Now the building has been secured, at least the first wave of the officials who let down their guard have resigned and law enforcement officials are methodically working through all the ample video evidence the mob left behind to find and begin prosecution of the perpetrators. It’s time to start sorting through the invisible, but worse, wreckage.

Why wasn’t law enforcement prepared and why did they seem to treat the Trump protesters so much more gently than Black Lives Matter protesters last summer? Are there technical and strategic explanations or is there something deeper that goes to the culture of Capitol police?
What do we do with Trump, who clearly incited insurrection? He’s not decent enough to resign, so should be be impeached, should the 25th Amendment be invoked or should he just be allowed to get out of town? And once he’s gone, what next? Should he be prosecuted? Should he be prevented from ever holding office again?

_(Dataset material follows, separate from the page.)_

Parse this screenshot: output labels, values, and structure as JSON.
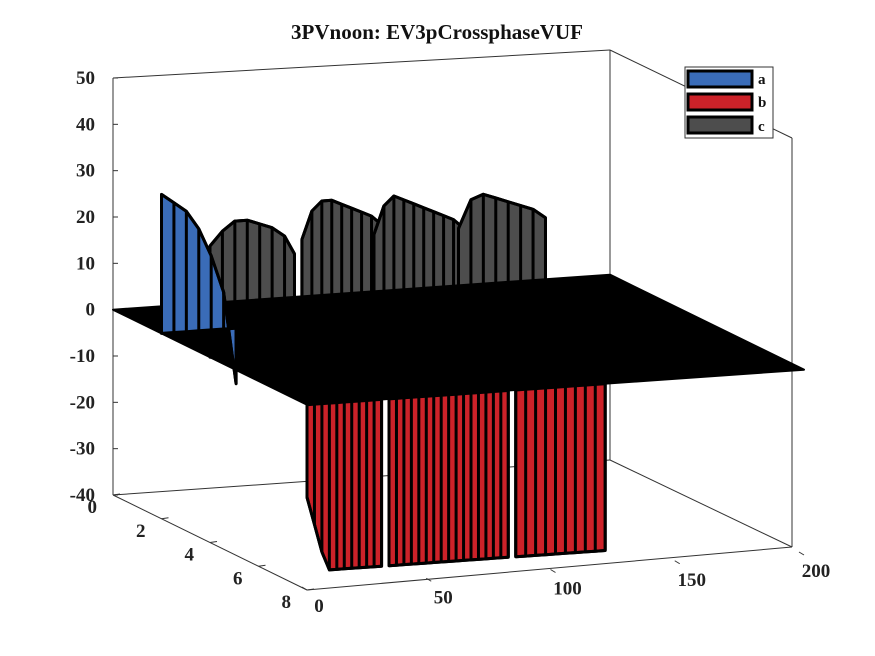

And, most significantly, how did things get this far and what can be done to pull back and to restore some sense of civility and decency to our politics?
There’s no excuse for what Trump’s mob did in Washington. These are thugs. But they’re also a tiny fraction of the 75 million people who voted for this guy. To tar half the country with the actions of several thousand individuals would be no more fair than to blame all BLM protesters for those who tried to bomb a public building in Madison or who set a police cruiser on fire here.
Look, I confess to not understanding how anyone could have voted for Donald Trump the first time, much less the second time after we knew exactly how he would govern. And yet, he got 11 million more votes in 2020 than he did in 2016. (Luckily, he motivated Democrats even more as Joe Biden got 15 million more votes than Hillary Clinton.) But even after the horrors of January 6th we cannot afford to just write all Trump supporters off in the same way that we can with those who breached the Capitol.
The most important question we have to deal with going forward is, what is so messed up in our political culture that so many of our fellow Americans would vote for a man as awful as Donald Trump to begin with? Trying in good faith to answer that question as thoroughly and honestly as we can might be the most important national project of the foreseeable future. It’s kind of like treating Donald Trump as a public health issue.
Twenty years from now, what will January 6, 2021 mean? Will it be seen as the day when the last of our civil norms were broken and our democracy spiraled faster to its death? Or will it be, like December 7, 1941, a day that rallied the country to save democracy and liberal institutions? I wish I didn’t have to ask the question.